Chovia naquela terça-feira. Estava dando a hora de abrir o bar, mas José decidiu deixar pra lá. Bateram na sua porta. Era um cliente, um magricela beirando os quarenta.
- Aê Bigode! Num vai trabalhar não?
José perguntou o que ele queria.
- Mano, é o seguinte; eu fui ali na viela, na praça e em todas as bocas. Tá tudo fechado, mano! E eu tô louco pra dar um tiro, parça! Me arranja um pouco aê? Te dou dez conto mano, até vinte se for preciso.
José olhou para o pré-cadáver em sua frente. A criatura estava mesmo desesperada. José subiu, colocou um pouco do pó dentro de outro saquinho e entregou pro homem. Cobrou vinte.

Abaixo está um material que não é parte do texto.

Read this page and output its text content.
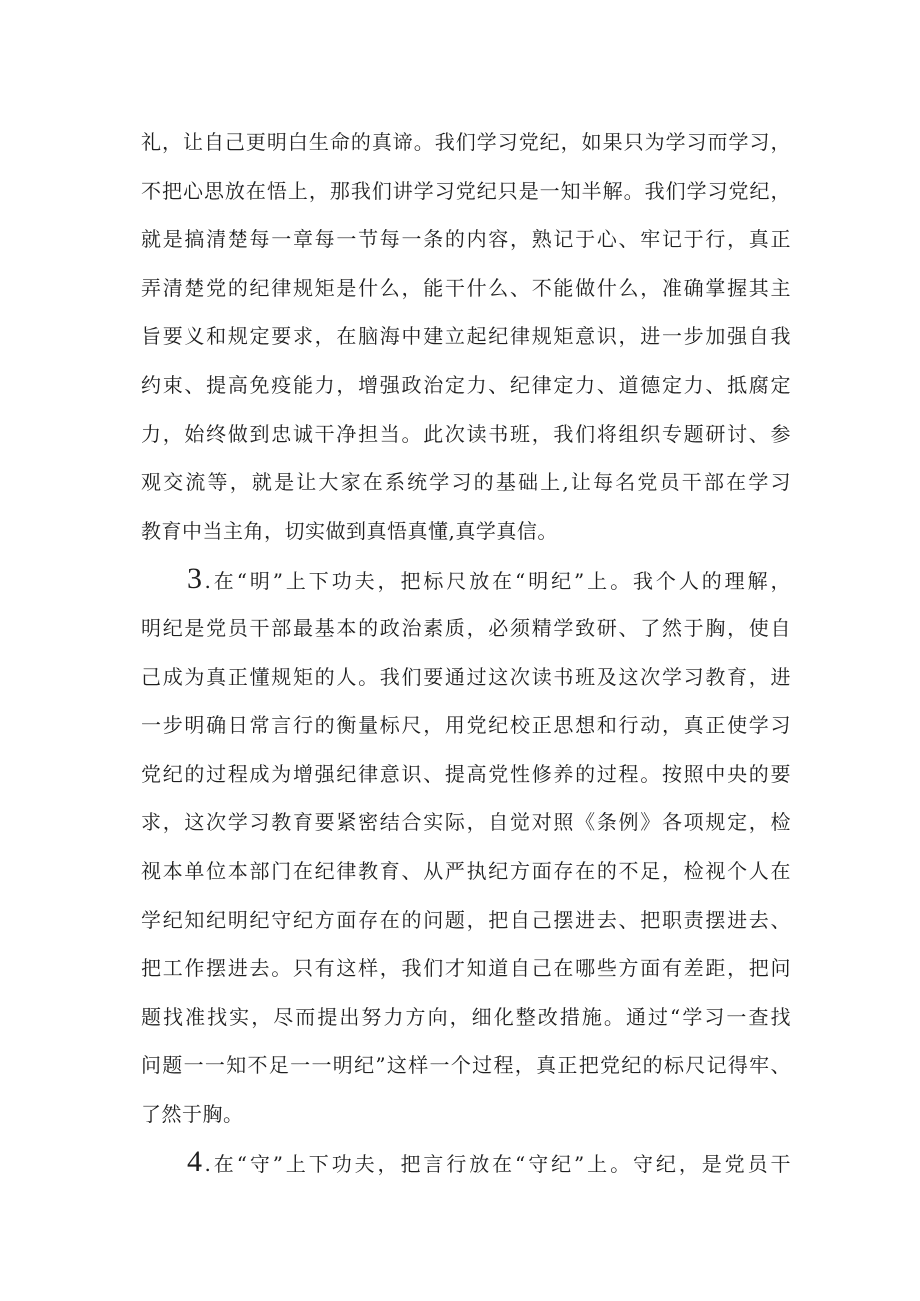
礼，让自己更明白生命的真谛。我们学习党纪，如果只为学习而学习，
不把心思放在悟上，那我们讲学习党纪只是一知半解。我们学习党纪，
就是搞清楚每一章每一节每一条的内容，熟记于心、牢记于行，真正
弄清楚党的纪律规矩是什么，能干什么、不能做什么，准确掌握其主
旨要义和规定要求，在脑海中建立起纪律规矩意识，进一步加强自我
约束、提高免疫能力，增强政治定力、纪律定力、道德定力、抵腐定
力，始终做到忠诚干净担当。此次读书班，我们将组织专题研讨、参
观交流等，就是让大家在系统学习的基础上,让每名党员干部在学习
教育中当主角，切实做到真悟真懂,真学真信。
3 .在“明”上下功夫，把标尺放在“明纪”上。我个人的理解，
明纪是党员干部最基本的政治素质，必须精学致研、了然于胸，使自
己成为真正懂规矩的人。我们要通过这次读书班及这次学习教育，进
一步明确日常言行的衡量标尺，用党纪校正思想和行动，真正使学习
党纪的过程成为增强纪律意识、提高党性修养的过程。按照中央的要
求，这次学习教育要紧密结合实际，自觉对照《条例》各项规定，检
视本单位本部门在纪律教育、从严执纪方面存在的不足，检视个人在
学纪知纪明纪守纪方面存在的问题，把自己摆进去、把职责摆进去、
把工作摆进去。只有这样，我们才知道自己在哪些方面有差距，把问
题找准找实，尽而提出努力方向，细化整改措施。通过“学习一查找
问题一一知不足一一明纪”这样一个过程，真正把党纪的标尺记得牢、
了然于胸。
4 .在“守”上下功夫，把言行放在“守纪”上。守纪，是党员干
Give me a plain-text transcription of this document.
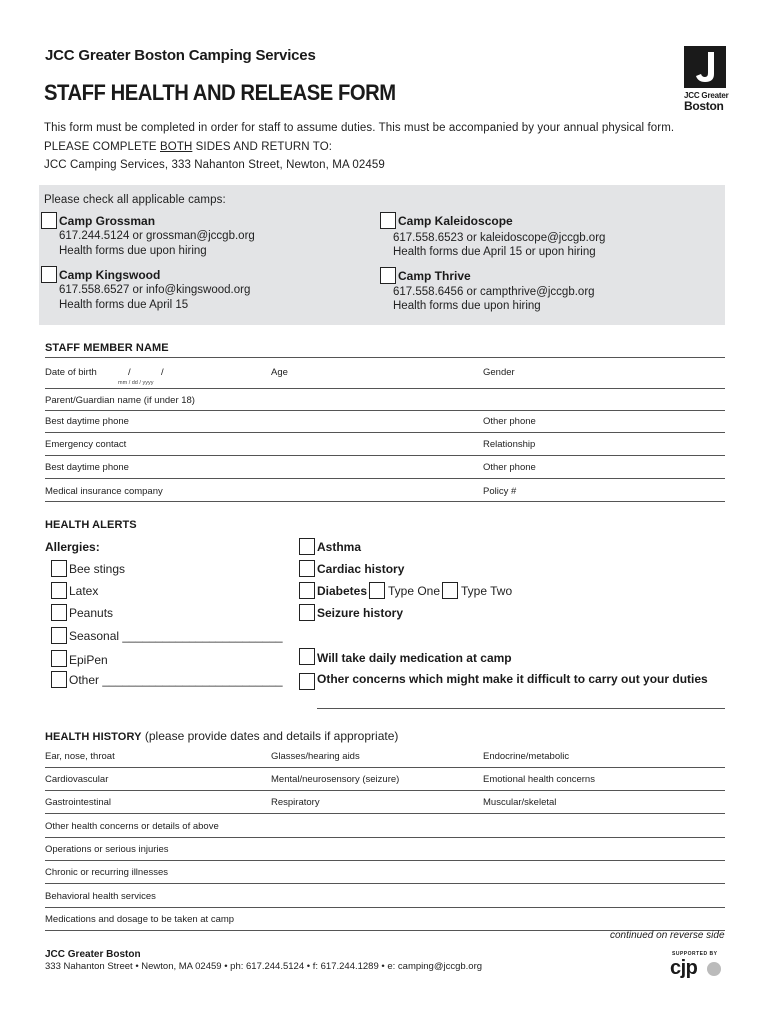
JCC Greater Boston Camping Services
STAFF HEALTH AND RELEASE FORM	JCC Greater
Boston
This form must be completed in order for staff to assume duties. This must be accompanied by your annual physical form.
PLEASE COMPLETE BOTH SIDES AND RETURN TO:
JCC Camping Services, 333 Nahanton Street, Newton, MA 02459
Please check all applicable camps:
Camp Grossman
617.244.5124 or grossman@jccgb.org
Health forms due upon hiring
Camp Kaleidoscope
617.558.6523 or kaleidoscope@jccgb.org
Health forms due April 15 or upon hiring
Camp Kingswood
617.558.6527 or info@kingswood.org
Health forms due April 15
Camp Thrive
617.558.6456 or campthrive@jccgb.org
Health forms due upon hiring
STAFF MEMBER NAME
Date of birth	/	/
mm / dd / yyyy
Age	Gender
Parent/Guardian name (if under 18)
Best daytime phone	Other phone
Emergency contact	Relationship
Best daytime phone	Other phone
Medical insurance company	Policy #
HEALTH ALERTS
Allergies:
Bee stings
Latex
Peanuts
Seasonal ________________________
EpiPen
Other ___________________________
Asthma
Cardiac history
Diabetes Type One Type Two
Seizure history
Will take daily medication at camp
Other concerns which might make it difficult to carry out your duties
HEALTH HISTORY (please provide dates and details if appropriate)
Ear, nose, throat	Glasses/hearing aids	Endocrine/metabolic
Cardiovascular	Mental/neurosensory (seizure)	Emotional health concerns
Gastrointestinal	Respiratory	Muscular/skeletal
Other health concerns or details of above
Operations or serious injuries
Chronic or recurring illnesses
Behavioral health services
Medications and dosage to be taken at camp
continued on reverse side
JCC Greater Boston
333 Nahanton Street • Newton, MA 02459 • ph: 617.244.5124 • f: 617.244.1289 • e: camping@jccgb.org
SUPPORTED BY
cjp
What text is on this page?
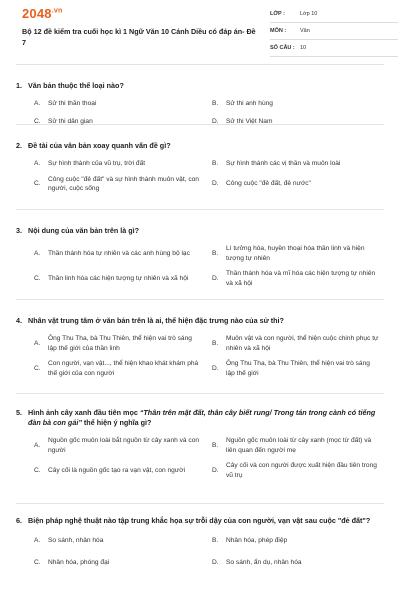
$2048^{.vn}$
Bộ 12 đề kiểm tra cuối học kì 1 Ngữ Văn 10 Cánh Diều có đáp án- Đề 7
LỚP :	Lớp 10
MÔN :	Văn
SỐ CÂU : 10
1. Văn bản thuộc thể loại nào?
A.	Sử thi thần thoại	B.	Sử thi anh hùng
C.	Sử thi dân gian	D.	Sử thi Việt Nam
2. Đề tài của văn bản xoay quanh vấn đề gì?
A.	Sự hình thành của vũ trụ, trời đất	B.	Sự hình thành các vị thần và muôn loài
C.
Công cuộc "đẻ đất" và sự hình thành muôn vật, con người, cuộc sống
D.	Công cuộc "đẻ đất, đẻ nước"
3. Nội dung của văn bản trên là gì?
A.	Thần thánh hóa tự nhiên và các anh hùng bộ lạc	B.
Lí tưởng hóa, huyền thoại hóa thần linh và hiện tượng tự nhiên
C.	Thần linh hóa các hiện tượng tự nhiên và xã hội	D.
Thần thánh hóa và mĩ hóa các hiện tượng tự nhiên và xã hội
4. Nhân vật trung tâm ở văn bản trên là ai, thể hiện đặc trưng nào của sử thi?
A.
Ông Thu Tha, bà Thu Thiên, thể hiện vai trò sáng lập thế giới của thần linh
B.
Muôn vật và con người, thể hiện cuộc chinh phục tự nhiên và xã hội
C.
Con người, vạn vật..., thể hiện khao khát khám phá thế giới của con người
D.
Ông Thu Tha, bà Thu Thiên, thể hiện vai trò sáng lập thế giới
5. Hình ảnh cây xanh đầu tiên mọc “Thân trên mặt đất, thân cây biết rung/ Trong tán trong cành có tiếng đàn bà con gái” thể hiện ý nghĩa gì?
A.
Nguồn gốc muôn loài bắt nguồn từ cây xanh và con người
B.
Nguồn gốc muôn loài từ cây xanh (mọc từ đất) và liên quan đến người mẹ
C.	Cây cối là nguồn gốc tạo ra vạn vật, con người	D.
Cây cối và con người được xuất hiện đầu tiên trong vũ trụ
6. Biện pháp nghệ thuật nào tập trung khắc họa sự trỗi dậy của con người, vạn vật sau cuộc "đẻ đất"?
A.	So sánh, nhân hóa	B.	Nhân hóa, phép điệp
C.	Nhân hóa, phóng đại	D.	So sánh, ẩn dụ, nhân hóa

- Porra mano, só por isso daqui? Cê tá doido?
Era pegar ou largar.
- Caralho, assim cê quebra minhas pernas. Toma aí essa porra - o homem disse, entregando duas notas de dez de uma forma estranhamente lenta.
Antes que José pudesse fechar a porta, dois civis saíram de um carro parado próximo ao bar e vieram abordá-lo. O magricela saiu correndo.

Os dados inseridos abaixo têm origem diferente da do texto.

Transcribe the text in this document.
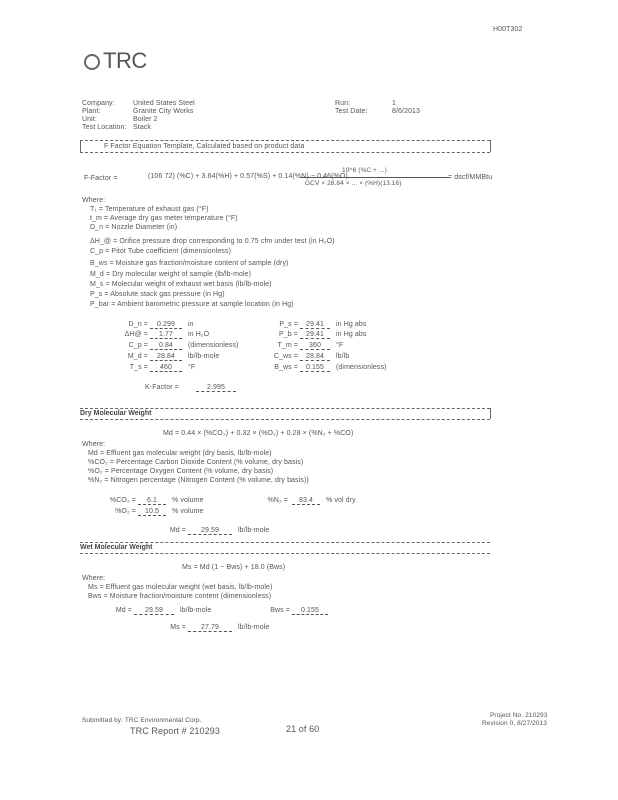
H00T302
TRC
Company:	United States Steel
Plant:	Granite City Works
Unit:	Boiler 2
Test Location: Stack
Run:	1
Test Date:	8/6/2013
F Factor Equation Template, Calculated based on product data
F-Factor =	(106 72) (%C) + 3.64(%H) + 0.57(%S) + 0.14(%N) − 0.46(%O)
10^6 (%C + ...)
GCV × 28.84 × ... × (%H)(13.16)
= dscf/MMBtu
Where:
T₁ = Temperature of exhaust gas (°F)
t_m = Average dry gas meter temperature (°F)
D_n = Nozzle Diameter (in)
ΔH_@ = Orifice pressure drop corresponding to 0.75 cfm under test (in H₂O)
C_p = Pitot Tube coefficient (dimensionless)
B_ws = Moisture gas fraction/moisture content of sample (dry)
M_d = Dry molecular weight of sample (lb/lb-mole)
M_s = Molecular weight of exhaust wet basis (lb/lb-mole)
P_s = Absolute stack gas pressure (in Hg)
P_bar = Ambient barometric pressure at sample location (in Hg)
D_n =	0.299	in
ΔH@ =	1.77	in H₂O
C_p =	0.84	(dimensionless)
M_d =	28.84	lb/lb-mole
T_s =	460	°F
P_s =	29.41	in Hg abs
P_b =	29.41	in Hg abs
T_m =	360	°F
C_ws =	28.84	lb/lb
B_ws =	0.155	(dimensionless)
K-Factor =	2.995
Dry Molecular Weight
Md = 0.44 × (%CO₂) + 0.32 × (%O₂) + 0.28 × (%N₂ + %CO)
Where:
Md = Effluent gas molecular weight (dry basis, lb/lb-mole)
%CO₂ = Percentage Carbon Dioxide Content (% volume, dry basis)
%O₂ = Percentage Oxygen Content (% volume, dry basis)
%N₂ = Nitrogen percentage (Nitrogen Content (% volume, dry basis))
%CO₂ =	6.1	% volume
%O₂ =	10.5	% volume
%N₂ =	83.4	% vol dry
Md =	29.59	lb/lb-mole
Wet Molecular Weight
Ms = Md (1 − Bws) + 18.0 (Bws)
Where:
Ms = Effluent gas molecular weight (wet basis, lb/lb-mole)
Bws = Moisture fraction/moisture content (dimensionless)
Md =	29.59	lb/lb-mole	Bws =	0.155
Ms =	27.79	lb/lb-mole
Submitted by: TRC Environmental Corp.
TRC Report # 210293	21 of 60
Project No. 210293
Revision 0, 8/27/2013
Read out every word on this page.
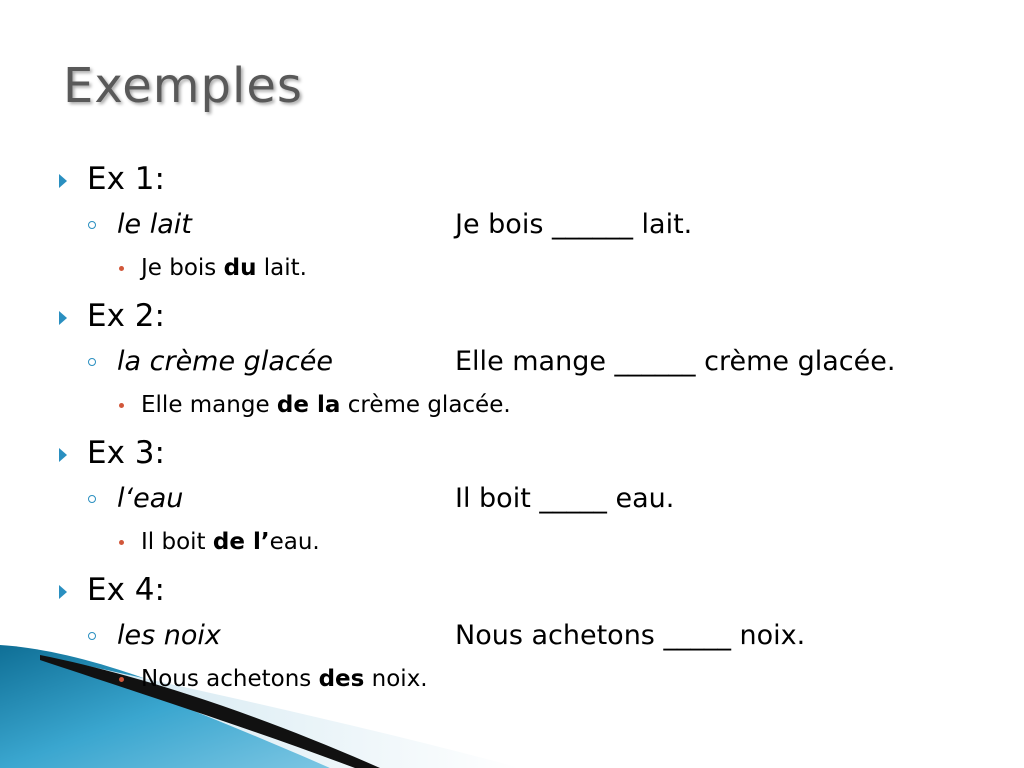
Exemples
Ex 1:
le lait	Je bois ______ lait.
Je bois du lait.
Ex 2:
la crème glacée	Elle mange ______ crème glacée.
Elle mange de la crème glacée.
Ex 3:
l‘eau	Il boit _____ eau.
Il boit de l’eau.
Ex 4:
les noix	Nous achetons _____ noix.
Nous achetons des noix.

- É flagrante, Bigode. Cê vai pra DP - um dos civis disse. - A não ser que...
O suor escorria da testa de José.
- A não ser que você queira resolver isso de outra forma - continuou o policial. - Cê sabe como resolver, né?
José perguntou quanto.
- Não é "quanto"; é "o quê".
- Cê vai dar o cuzinho pra gente - disse o outro policial. - Agora. Ou a gente vai até a DP. É aqui pertinho...
José perguntou, gritou, esmurrou a parede, insistiu em dar grana. Não havia jeito; ou era isso ou era a cadeia. Deixou que os policiais entrassem. José ainda tentou persuadi-los, mas eles estavam decididos. José deitou de bruços na cama depois de abaixar as calças.
- Fica de quatro, porra - um dos policiais falou, abaixando as calças e cuspindo no pau.
Os policiais se revezavam. Um deles ficava repetindo "E agora, José? Heim? E agora?".
José virou a cabeça e olhou a janela; a chuva tinha ficado mais forte.
Valéria não foi mais vista naquela região.